Western attention turned to the Sahel and Afghanistan, with ISIS apparently limited to few rather isolated groups operating in Iraq. There were estimates in recent years, including from UN sources, that ISIS might still have between 5,000 and 10,000 followers but their actions were, at worst, sporadic. Indeed, only this week, the Pentagon reported that the US has ended all combat roles in Iraq, its remaining military personnel, around 2,000 in all, now being limited to training and advisory roles.
But ISIS is very much back in business and, as French monthly Le Monde Diplomatique put it recently, the movement “survived military defeat in 2017. Now regrouped, with new recruits, camps and command centres, the organisation is filling the political vacuum left by two decades of conflict in Iraq’s most unstable region.”
Its operations are mainly in the north of Iraq, with as many as 1,200 active members and up to 20 attacks a week, most of which take place at night, targeting Iraqi security forces, and oil and electricity infrastructure.
There were nearly a thousand attacks in Iraq in the first ten months of this year and some analysts believe that the movement may be on the point of taking over larger towns or even a city. Indeed, ISIS has extended its range well away from the north, including a suicide bombing in a Baghdad market last July, which killed 30 people. Earlier this week it struck again, this time right down in the south of the country, where a motorcycle bomber killed at least four people in the city of Basra.
Looking at the resurgence, whether ISIS-K in Afghanistan, ISIS in Iraq, or a complex web of loosely associated paramilitaries across and beyond the Sahel, one element seems to stay the same: the ability of these movements to gain new adherents.
The French writer Arthur Quesnay puts it bluntly in relation to Iraq: “ISIS easily attracts recruits because people are poor, with no prospects, and because, since 2003, everyone has had some contact with the rebels, whether directly or indirectly.”

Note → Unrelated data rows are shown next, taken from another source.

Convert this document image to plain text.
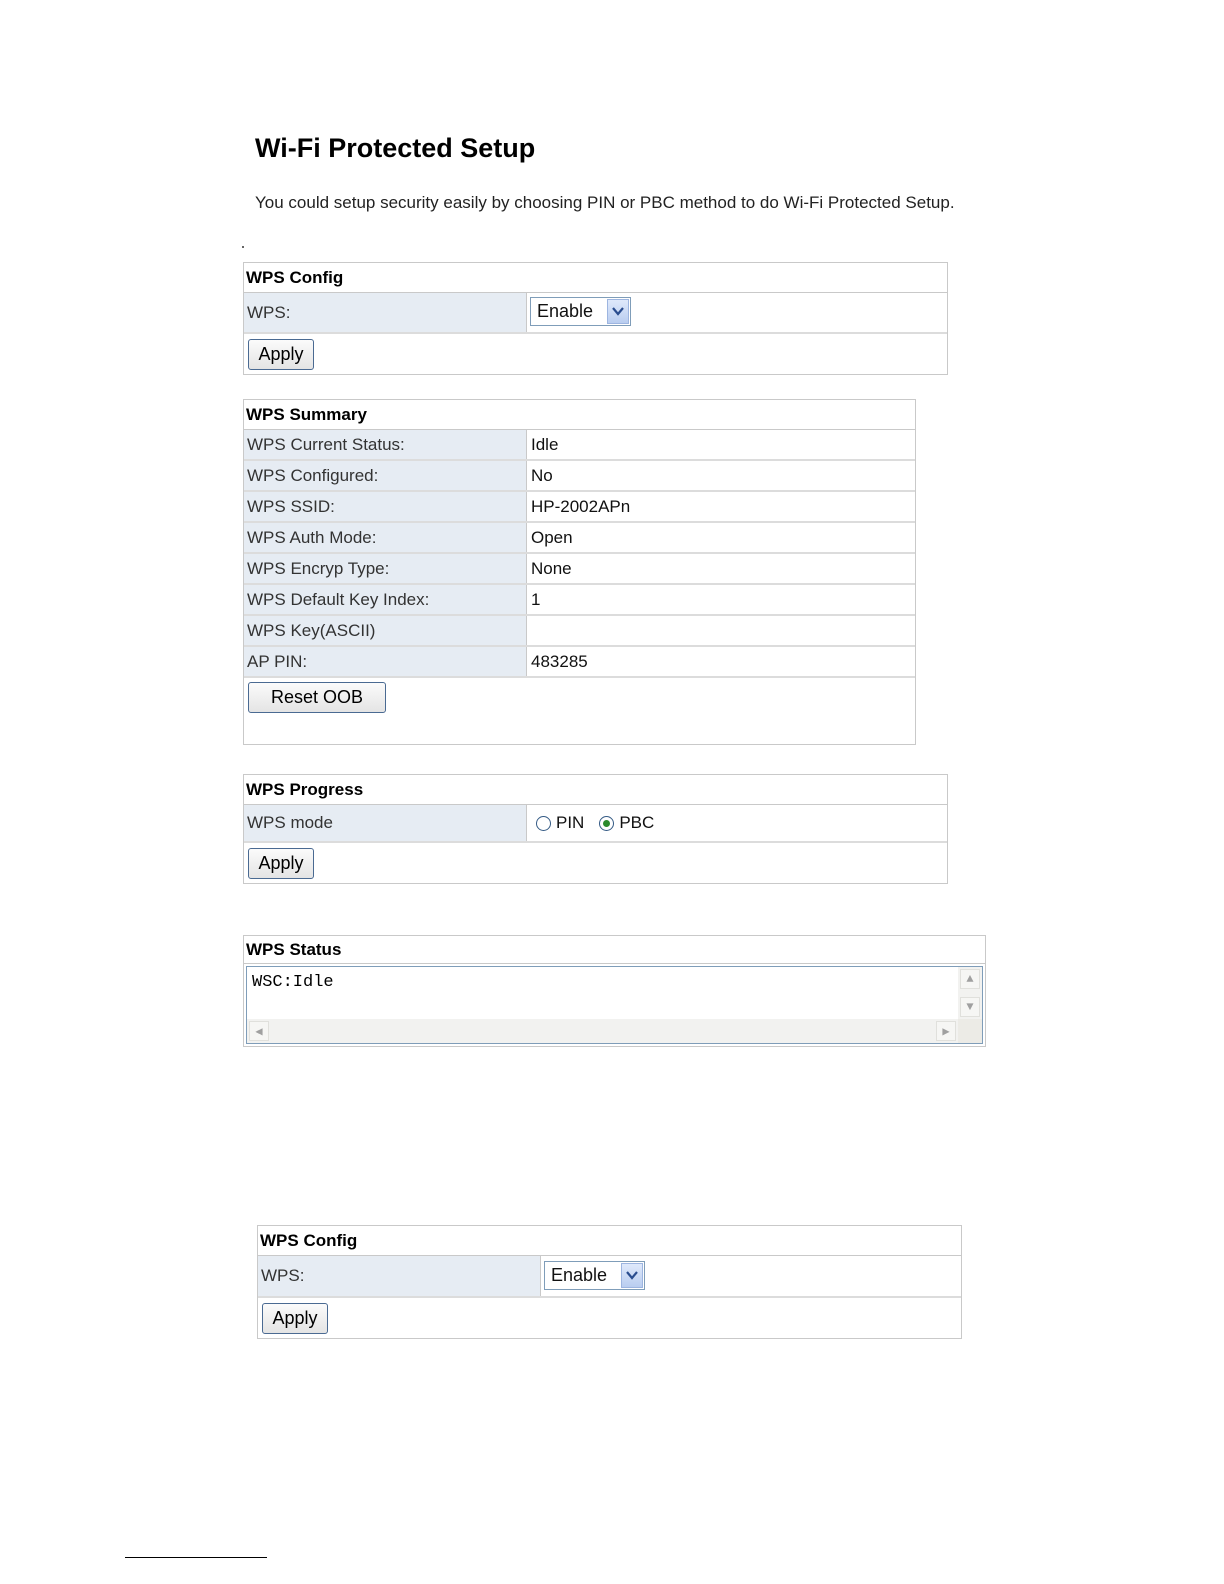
Wi-Fi Protected Setup
You could setup security easily by choosing PIN or PBC method to do Wi-Fi Protected Setup.
WPS Config
WPS:	Enable
Apply
WPS Summary
WPS Current Status:	Idle
WPS Configured:	No
WPS SSID:	HP-2002APn
WPS Auth Mode:	Open
WPS Encryp Type:	None
WPS Default Key Index:	1
WPS Key(ASCII)
AP PIN:	483285
Reset OOB
WPS Progress
WPS mode	PIN PBC
Apply
WPS Status
WSC:Idle	▲
▼
◀	▶
WPS Config
WPS:	Enable
Apply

Recruiting from the margins appears to be almost as easy now as 20 years ago, even with hundreds of thousands of people killed and maimed, and millions more displaced. Iraq is turning out to be just one example of a protracted conflict still seen primarily as a military concern, and is just the latest proof that responding to extreme movements with military force, as has been the trend of the past two decades of the war on terror, simply doesn’t work.